Mes 7 erreurs de débutante en écriture

Récemment j’ai envoyé La Muse aphone, mon premier roman, en quête d’une maison d’édition (j’ai d’ailleurs reçu mon premier refus depuis^^).

Si j’ai décidé de l’envoyer, même s’il s’agit de mon tout premier roman, c’est que je considère avoir suffisamment progressé pendant les 8 années qu’il m’a fallu pour l’écrire (ou en tout cas 4 ans de travail sérieux).

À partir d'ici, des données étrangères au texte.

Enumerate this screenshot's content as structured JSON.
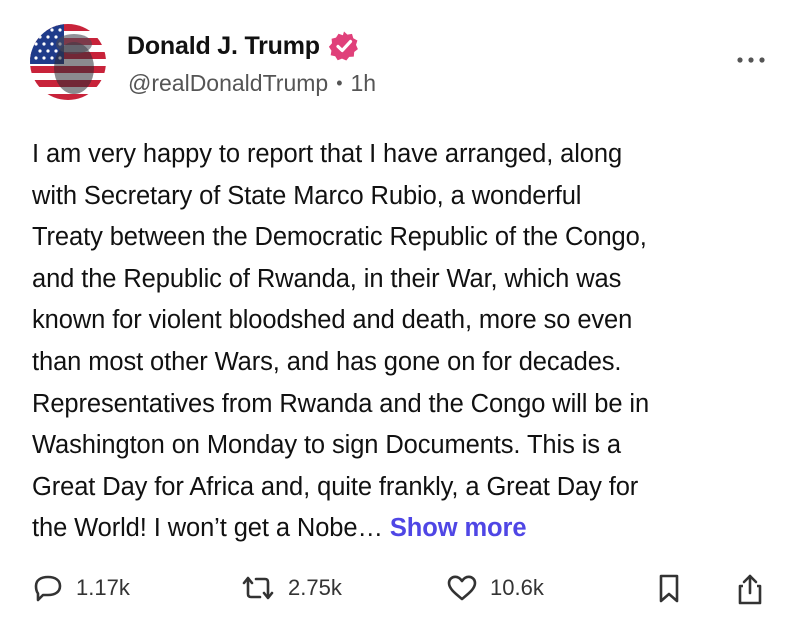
{
  "post": {
    "author": {
      "display_name": "Donald J. Trump",
      "handle": "@realDonaldTrump",
      "time_ago": "1h",
      "verified_color": "#e0407a"
    },
    "body_lines": [
      "I am very happy to report that I have arranged, along",
      "with Secretary of State Marco Rubio, a wonderful",
      "Treaty between the Democratic Republic of the Congo,",
      "and the Republic of Rwanda, in their War, which was",
      "known for violent bloodshed and death, more so even",
      "than most other Wars, and has gone on for decades.",
      "Representatives from Rwanda and the Congo will be in",
      "Washington on Monday to sign Documents. This is a",
      "Great Day for Africa and, quite frankly, a Great Day for",
      "the World! I won’t get a Nobe…"
    ],
    "show_more_label": "Show more",
    "show_more_color": "#4f46e5"
  },
  "actions": {
    "replies": "1.17k",
    "reposts": "2.75k",
    "likes": "10.6k"
  },
  "icons": [
    "more-options-icon",
    "verified-badge-icon",
    "reply-icon",
    "repost-icon",
    "like-icon",
    "bookmark-icon",
    "share-icon"
  ]
}
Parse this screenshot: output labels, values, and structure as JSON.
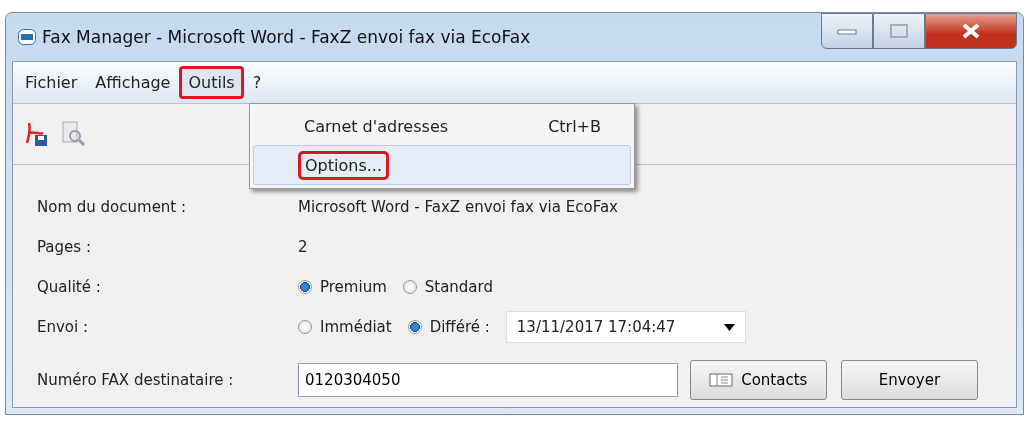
{
  "window": {
    "title": "Fax Manager - Microsoft Word - FaxZ envoi fax via EcoFax"
  },
  "menu": [
    {
      "label": "Fichier",
      "highlighted": false
    },
    {
      "label": "Affichage",
      "highlighted": false
    },
    {
      "label": "Outils",
      "highlighted": true
    },
    {
      "label": "?",
      "highlighted": false
    }
  ],
  "dropdown": [
    {
      "label": "Carnet d'adresses",
      "shortcut": "Ctrl+B",
      "highlighted": false
    },
    {
      "label": "Options...",
      "highlighted": true
    }
  ],
  "form": {
    "document_label": "Nom du document :",
    "document_value": "Microsoft Word - FaxZ envoi fax via EcoFax",
    "pages_label": "Pages :",
    "pages_value": "2",
    "quality_label": "Qualité :",
    "quality_options": [
      {
        "label": "Premium",
        "selected": true
      },
      {
        "label": "Standard",
        "selected": false
      }
    ],
    "send_label": "Envoi :",
    "send_options": [
      {
        "label": "Immédiat",
        "selected": false
      },
      {
        "label": "Différé :",
        "selected": true
      }
    ],
    "datetime": "13/11/2017 17:04:47",
    "fax_label": "Numéro FAX destinataire :",
    "fax_value": "0120304050"
  },
  "buttons": [
    {
      "label": "Contacts",
      "kind": "contacts"
    },
    {
      "label": "Envoyer",
      "kind": "send"
    }
  ]
}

Et pour vous le prouver (ou me le prouver à moi-même), je vais vous parler de mes erreurs de débutante. Ces erreurs, il m’a fallu du temps pour être d’abord capable de les repérer, et ensuite pour les corriger (et je vais vous expliquer ce qui m’a aidée^^). Ce n’est donc pas une liste complète d’erreurs classiques que font les débutant.e.s en écriture, mais une liste de mes propres erreurs d’autrice que je sais ne pas avoir été la seule à faire…

Erreurs d'auteur débutant

Erreur 1 : une typographie à la rue

On commence doucement, avec une erreur bénigne. La typographie m’a vraiment posé problème. Ou plutôt ma typographie était à côté de la plaque et je ne le voyais pas. Je me suis rendu compte que je n’utilisais pas les bons tirets une fois bien avancée dans mes révisions. Comme j’écris sous Scrivener, mes guillemets étaient anglais, je n’avais pas la moindre trace d’espace insécable, etc. En soi, ce n’est pas dramatique, parce que (à part si vous auto-publiez) la présentation du livre final n’est pas de votre ressort. Mais ça vous dénonce clairement comme auteur ou autrice débutant.e.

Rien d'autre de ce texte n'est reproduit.